La rose, fleur des amoureux et symbole du chaos écologique

Par Masami Charlotte Lavault
Fleur Saint-Valentin Rose
Chaque mois, la floricultrice Masami Charlotte Lavault partage un enseignement de son jardin parisien*, situé au cœur de Belleville. En février, elle questionne la fête des amoureux et “l'imbroglio passionnant et douloureux” de l'économie mondialisée de la rose.

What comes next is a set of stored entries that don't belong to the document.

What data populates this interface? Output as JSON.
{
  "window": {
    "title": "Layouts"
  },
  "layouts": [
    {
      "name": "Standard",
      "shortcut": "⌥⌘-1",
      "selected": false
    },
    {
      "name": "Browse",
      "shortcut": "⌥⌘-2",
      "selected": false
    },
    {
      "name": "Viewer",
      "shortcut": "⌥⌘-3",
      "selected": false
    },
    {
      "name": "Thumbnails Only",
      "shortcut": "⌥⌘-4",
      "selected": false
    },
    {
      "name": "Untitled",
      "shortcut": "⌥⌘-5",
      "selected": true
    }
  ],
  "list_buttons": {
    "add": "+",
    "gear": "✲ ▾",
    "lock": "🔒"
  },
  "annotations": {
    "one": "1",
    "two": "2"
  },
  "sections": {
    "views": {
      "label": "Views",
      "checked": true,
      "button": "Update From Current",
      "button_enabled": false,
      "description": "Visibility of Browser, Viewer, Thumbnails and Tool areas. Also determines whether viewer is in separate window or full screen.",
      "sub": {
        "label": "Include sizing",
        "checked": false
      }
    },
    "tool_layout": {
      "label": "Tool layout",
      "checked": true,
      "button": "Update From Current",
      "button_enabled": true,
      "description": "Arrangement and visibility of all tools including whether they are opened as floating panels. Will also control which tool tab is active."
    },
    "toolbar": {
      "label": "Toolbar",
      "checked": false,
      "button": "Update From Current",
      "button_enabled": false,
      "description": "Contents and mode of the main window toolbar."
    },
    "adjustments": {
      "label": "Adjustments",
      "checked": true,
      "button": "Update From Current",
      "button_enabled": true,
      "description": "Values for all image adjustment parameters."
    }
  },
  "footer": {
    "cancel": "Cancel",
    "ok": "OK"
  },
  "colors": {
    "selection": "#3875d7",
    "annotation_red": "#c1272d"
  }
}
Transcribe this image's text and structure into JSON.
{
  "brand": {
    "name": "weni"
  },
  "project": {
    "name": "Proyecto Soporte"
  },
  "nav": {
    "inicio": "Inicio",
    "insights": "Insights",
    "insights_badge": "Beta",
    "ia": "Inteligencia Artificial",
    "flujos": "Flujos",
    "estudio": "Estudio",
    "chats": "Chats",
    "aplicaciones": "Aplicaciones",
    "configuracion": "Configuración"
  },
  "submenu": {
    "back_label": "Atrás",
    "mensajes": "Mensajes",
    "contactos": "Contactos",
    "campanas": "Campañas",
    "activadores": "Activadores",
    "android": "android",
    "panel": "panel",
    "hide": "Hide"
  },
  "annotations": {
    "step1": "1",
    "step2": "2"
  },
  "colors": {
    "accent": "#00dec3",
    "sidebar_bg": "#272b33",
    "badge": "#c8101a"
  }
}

Pour mon coeur de floricultrice, le 14 février, date cruciale pour les horticulteur·rices et les fleuristes du monde entier, est véritablement une journée rouge passion, aux deux sens du terme : douloureuse et enthousiasmante. Enthousiasmante, car même si l'on peut voir la Saint-Valentin d'un mauvais œil, comme une invention commerciale et une émanation de l'impérialisme culturel anglo-américain, il me semble tout de même qu'en soi, célébrer l'amour et offrir des fleurs, c'est tout simplement une bonne idée.

L'industrie mondialisée de la fleur coupée

Et cette néotradition n'est pas si nouvelle puisqu'elle a ses racines – anglaises, il est vrai– dans la culture chrétienne médiévale, et a été remise au goût du jour au XIXe siècle. Mais douloureuse, car en prenant la rose rouge comme symbole, elle est devenue emblématique du chaos éthique et écologique qu'est l'industrie mondialisée de la fleur coupée.

Elle est devenue emblématique du chaos éthique et écologique qu'est l'industrie mondialisée de la fleur coupée.

Pendant cette période clé pour toute la filière, plus de deux cents millions de tiges de roses sont récoltées à une cadence folle, majoritairement en Équateur, en Colombie, au Kenya, en Éthiopie, par des ouvriers et ouvrières horticoles précaires – emplois instables, longues heures de travail, faible rémunération, exposition à des produits phytosanitaires dangereux… – sur des terres exploitées intensivement, et irriguées à flots aux dépens du reste de l'écosystème local.

Vidéo du jour

De multiples dégâts

Depuis une trentaine d'années, l'onéreuse rosiculture européenne, sous serre chauffée et éclairée, a été supplantée par ces plantations intensives de rosiers de l'hémisphère sud. Les dégâts de la délocalisation sont bien sûr collatéraux : le patrimoine horticulturel des anciens pays producteurs disparaît et, à titre d'exemple, il ne reste plus que quatre rosiéristes en Île-de-France, alors qu'on en comptait deux cents au début du XXe siècle.

Mais qu'est-ce à dire quand on sait qu'au Kenya seulement, les roses font vivre quatre-vingt-dix mille travailleurs et travailleuses, et ont des retombées économiques indirectes sur deux millions de personnes ? Ou lorsqu'on comprend qu'une rose kényane, même acheminée par avion en Europe, produit moins de CO2 qu'une rose cultivée sous serre en saison froide aux Pays-Bas ou en France ?

Passionnant, douloureux imbroglio de l'économie mondialisée. Alors que ce qu'on voulait, c'était une fête de l'amour. C'est pour retrouver cette idée simple que dans ma ferme floricole parisienne, j'ai décidé de célébrer la Sainte-Valentine, le 25 juillet.

C'est pour retrouver cette idée simple que dans ma ferme floricole parisienne, j'ai décidé de célébrer la Sainte-Valentine, le 25 juillet.

Une fête de l'amour estival, de la fleur née en plein air, en pleine terre et en douceur sous notre climat tempéré. Et une célébration de toutes ces horticultrices anonymes qui, depuis des siècles, dans l'ombre des patronymes, font la fleur française, et de toutes celles qui prennent la relève aujourd'hui.